Team 1 GM3 looks pretty bad compared to your best motors, and even compared to Jim's Best GM3... I'll get bak with you on the gearing... but really don't think you'll ever get it to go as fast as the MHP PRO... not unless you do some work on it...

This all assumes the Fantom is giving accurate data for all motors... I can't vouch for it... but I'm not going to tell you it's wrong... only you can decided if it's giving you informatin you can relate directly to the track... I suspect it does give you data that for the most part translates directly to on track proformance... However, if you rank these motors in terms of Peak power... a list of motors ranked by Max RPM is almost one for one with the peak power list... with the exception of MHP benchmark... that motor does somethign odd right at the end of the dyno run... it jumps about 500 RPM at the last moment... MOTOR TEST also gives slightly lower RPM then MHP Pro, even though MOTOR TEST has slightly higher Peak power...

In contrast I quite often see motors on my Robitronic with significantly lower RPM, yet have equal or better peak power then another motor. So I'm quite confident that this isn't directly related to a Flywheel type of thing... However it may have something to do with the fact that the Fantom tests at constant voltage, and the Robitronic doesn't... I still can't figure out why there are several realatively unexplainable differances in the Fantom and Robitronic data.

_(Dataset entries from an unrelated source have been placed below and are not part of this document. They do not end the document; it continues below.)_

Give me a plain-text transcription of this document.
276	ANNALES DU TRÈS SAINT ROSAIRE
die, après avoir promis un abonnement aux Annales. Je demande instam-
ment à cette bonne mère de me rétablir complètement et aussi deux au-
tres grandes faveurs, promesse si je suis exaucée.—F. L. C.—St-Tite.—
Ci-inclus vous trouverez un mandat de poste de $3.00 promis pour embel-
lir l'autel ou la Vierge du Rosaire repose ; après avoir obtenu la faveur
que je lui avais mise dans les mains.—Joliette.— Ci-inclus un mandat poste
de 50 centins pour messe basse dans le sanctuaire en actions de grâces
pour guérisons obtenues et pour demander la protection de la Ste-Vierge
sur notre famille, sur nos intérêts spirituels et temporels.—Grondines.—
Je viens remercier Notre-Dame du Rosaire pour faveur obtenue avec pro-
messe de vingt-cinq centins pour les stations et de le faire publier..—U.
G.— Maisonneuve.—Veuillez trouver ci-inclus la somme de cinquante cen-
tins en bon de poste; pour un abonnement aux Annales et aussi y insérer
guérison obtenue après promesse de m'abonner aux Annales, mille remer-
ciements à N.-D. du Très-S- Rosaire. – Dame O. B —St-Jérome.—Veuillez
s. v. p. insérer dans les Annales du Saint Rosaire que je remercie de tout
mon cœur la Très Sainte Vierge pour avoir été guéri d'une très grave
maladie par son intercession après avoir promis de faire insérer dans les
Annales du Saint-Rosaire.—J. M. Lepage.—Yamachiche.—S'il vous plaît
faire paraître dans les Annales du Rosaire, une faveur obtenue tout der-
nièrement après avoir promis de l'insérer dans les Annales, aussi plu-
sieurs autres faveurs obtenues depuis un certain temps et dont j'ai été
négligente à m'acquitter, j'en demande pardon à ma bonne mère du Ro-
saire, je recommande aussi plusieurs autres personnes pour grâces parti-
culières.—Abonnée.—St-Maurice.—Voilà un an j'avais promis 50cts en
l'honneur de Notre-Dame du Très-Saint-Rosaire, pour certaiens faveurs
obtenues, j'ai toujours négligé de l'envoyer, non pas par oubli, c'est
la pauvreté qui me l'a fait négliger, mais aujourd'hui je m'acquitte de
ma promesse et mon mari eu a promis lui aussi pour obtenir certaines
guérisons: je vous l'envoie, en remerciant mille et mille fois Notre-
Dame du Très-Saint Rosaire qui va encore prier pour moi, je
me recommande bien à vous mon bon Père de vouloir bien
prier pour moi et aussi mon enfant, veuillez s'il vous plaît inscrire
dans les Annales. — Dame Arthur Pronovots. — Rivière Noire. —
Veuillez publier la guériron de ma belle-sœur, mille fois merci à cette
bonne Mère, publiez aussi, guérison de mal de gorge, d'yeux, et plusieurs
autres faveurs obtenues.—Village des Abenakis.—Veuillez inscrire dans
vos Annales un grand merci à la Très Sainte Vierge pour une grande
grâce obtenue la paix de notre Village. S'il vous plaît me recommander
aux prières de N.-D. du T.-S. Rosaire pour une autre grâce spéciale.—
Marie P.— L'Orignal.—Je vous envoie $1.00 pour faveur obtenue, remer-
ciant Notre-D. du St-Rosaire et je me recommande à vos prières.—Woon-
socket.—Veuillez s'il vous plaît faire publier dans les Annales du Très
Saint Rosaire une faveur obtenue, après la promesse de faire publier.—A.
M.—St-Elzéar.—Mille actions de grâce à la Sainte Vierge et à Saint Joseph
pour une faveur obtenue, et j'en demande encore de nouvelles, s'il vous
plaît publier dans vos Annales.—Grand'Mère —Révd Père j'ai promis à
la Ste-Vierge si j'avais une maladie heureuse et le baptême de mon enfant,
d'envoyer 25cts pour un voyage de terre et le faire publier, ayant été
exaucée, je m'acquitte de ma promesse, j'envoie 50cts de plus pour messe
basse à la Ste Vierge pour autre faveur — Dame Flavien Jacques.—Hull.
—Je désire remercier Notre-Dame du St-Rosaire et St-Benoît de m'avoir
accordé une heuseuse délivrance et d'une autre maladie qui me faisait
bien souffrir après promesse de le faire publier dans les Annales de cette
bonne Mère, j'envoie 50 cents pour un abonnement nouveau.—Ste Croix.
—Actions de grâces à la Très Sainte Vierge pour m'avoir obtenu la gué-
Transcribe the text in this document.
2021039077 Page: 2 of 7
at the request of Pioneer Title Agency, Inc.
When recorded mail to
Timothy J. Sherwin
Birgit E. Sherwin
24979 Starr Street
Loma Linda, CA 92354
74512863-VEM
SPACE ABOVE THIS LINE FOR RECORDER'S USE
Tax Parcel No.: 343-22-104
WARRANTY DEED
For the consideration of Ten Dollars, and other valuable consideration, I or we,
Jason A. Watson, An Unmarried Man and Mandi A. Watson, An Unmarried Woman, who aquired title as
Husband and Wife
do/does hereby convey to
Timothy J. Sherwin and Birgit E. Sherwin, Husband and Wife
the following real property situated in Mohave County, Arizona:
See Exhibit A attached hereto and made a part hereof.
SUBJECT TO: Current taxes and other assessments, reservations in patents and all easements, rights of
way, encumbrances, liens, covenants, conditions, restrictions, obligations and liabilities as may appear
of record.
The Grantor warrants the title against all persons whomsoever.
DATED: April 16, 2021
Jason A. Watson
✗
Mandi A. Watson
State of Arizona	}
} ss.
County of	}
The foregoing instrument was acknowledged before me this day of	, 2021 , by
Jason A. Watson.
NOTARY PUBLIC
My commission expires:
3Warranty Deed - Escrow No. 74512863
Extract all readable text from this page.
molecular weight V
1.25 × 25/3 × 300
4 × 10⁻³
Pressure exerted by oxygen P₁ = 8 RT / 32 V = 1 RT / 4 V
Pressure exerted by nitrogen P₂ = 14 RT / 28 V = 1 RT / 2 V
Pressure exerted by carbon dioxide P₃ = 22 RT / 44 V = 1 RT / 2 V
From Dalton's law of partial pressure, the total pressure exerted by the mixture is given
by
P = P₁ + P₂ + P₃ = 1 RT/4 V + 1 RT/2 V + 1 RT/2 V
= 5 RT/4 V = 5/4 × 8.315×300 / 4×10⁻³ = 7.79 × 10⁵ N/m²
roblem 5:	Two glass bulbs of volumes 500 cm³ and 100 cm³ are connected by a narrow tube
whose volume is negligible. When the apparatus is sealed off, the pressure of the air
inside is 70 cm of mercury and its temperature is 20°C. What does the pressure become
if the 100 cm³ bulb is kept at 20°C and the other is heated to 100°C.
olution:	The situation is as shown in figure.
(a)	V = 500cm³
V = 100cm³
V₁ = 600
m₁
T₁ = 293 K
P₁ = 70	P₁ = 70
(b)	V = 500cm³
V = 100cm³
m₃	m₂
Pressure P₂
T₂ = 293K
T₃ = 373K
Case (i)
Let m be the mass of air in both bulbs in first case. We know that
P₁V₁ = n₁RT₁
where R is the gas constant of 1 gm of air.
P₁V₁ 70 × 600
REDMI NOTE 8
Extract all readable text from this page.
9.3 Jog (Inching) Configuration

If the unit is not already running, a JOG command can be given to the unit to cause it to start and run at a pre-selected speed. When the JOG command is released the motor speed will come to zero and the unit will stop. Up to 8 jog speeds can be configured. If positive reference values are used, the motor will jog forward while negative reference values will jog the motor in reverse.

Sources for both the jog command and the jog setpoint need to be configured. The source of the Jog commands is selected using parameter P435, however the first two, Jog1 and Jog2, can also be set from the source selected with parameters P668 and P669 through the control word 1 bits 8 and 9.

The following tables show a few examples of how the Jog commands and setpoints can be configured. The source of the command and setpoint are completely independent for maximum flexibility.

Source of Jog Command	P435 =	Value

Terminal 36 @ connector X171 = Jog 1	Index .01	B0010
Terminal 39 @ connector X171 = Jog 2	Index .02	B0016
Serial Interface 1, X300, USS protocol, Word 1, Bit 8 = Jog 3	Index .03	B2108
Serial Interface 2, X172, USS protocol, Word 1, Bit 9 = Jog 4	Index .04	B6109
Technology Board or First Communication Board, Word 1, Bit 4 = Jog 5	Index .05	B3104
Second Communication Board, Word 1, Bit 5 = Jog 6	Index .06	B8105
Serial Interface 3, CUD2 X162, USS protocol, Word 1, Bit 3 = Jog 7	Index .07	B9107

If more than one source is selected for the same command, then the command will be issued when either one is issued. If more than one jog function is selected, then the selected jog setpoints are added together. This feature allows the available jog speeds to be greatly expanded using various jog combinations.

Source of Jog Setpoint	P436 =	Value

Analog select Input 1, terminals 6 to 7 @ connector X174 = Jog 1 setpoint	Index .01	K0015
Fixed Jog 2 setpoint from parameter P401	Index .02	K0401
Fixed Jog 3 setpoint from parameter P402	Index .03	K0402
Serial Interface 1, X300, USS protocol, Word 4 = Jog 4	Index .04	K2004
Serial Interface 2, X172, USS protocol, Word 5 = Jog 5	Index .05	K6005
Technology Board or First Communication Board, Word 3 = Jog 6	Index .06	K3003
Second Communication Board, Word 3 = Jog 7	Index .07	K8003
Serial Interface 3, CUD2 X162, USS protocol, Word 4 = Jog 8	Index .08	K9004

It could be that you just never dynoed a low RPM motor that proformed really well... I havne't used the Fantom enough to know if it does happen as often as it will on a Robitronic...

Mayhem
12-22-2002, 07:38 PM
I can understand how the in-experienced Fantom operator might get the impression that higher RPM motors always produce the most power. Most of the time, but not always, the higher RPM motor IS actually making more power with some exceptions. Before Dyno's we used to apply a fixed voltage to the motor and listen to the pitch it produced, which was actually RPM. 9 times out of 10 we were right.Secondly, if you take a real close look at the Fantom time base, peak RPM is not actually peak RPM of the motor at all, just peak RPM over a specific alloted length of time. To prove this, just watch the peak RPM number displayed on your screen while the motor is spinning, then watch the max RPM recorded in the time base. The Fantom stops recording max RPM at a certain point, the point of zero amp draw if my memory seves me right, therefore only recording useable RPM, a very nice feature in my book.The experienced Fantom owner knows motors can easily be tuned with very high power and low RPM, where track conditiond require, like touring car.The myth that the Fantom dyno always produces higher power numbers for higher RPM motors is just that: a myth, and just exposes the operators lack of experience with this Dyno. Please don't anyone take this the wrong way, but you DO have to have a certain minimum amount of knowlwedge to get the most from this or any dyno. After 6 years and thousands of motors I still learn some little trick every week to help tell me which motors will perform best on the track.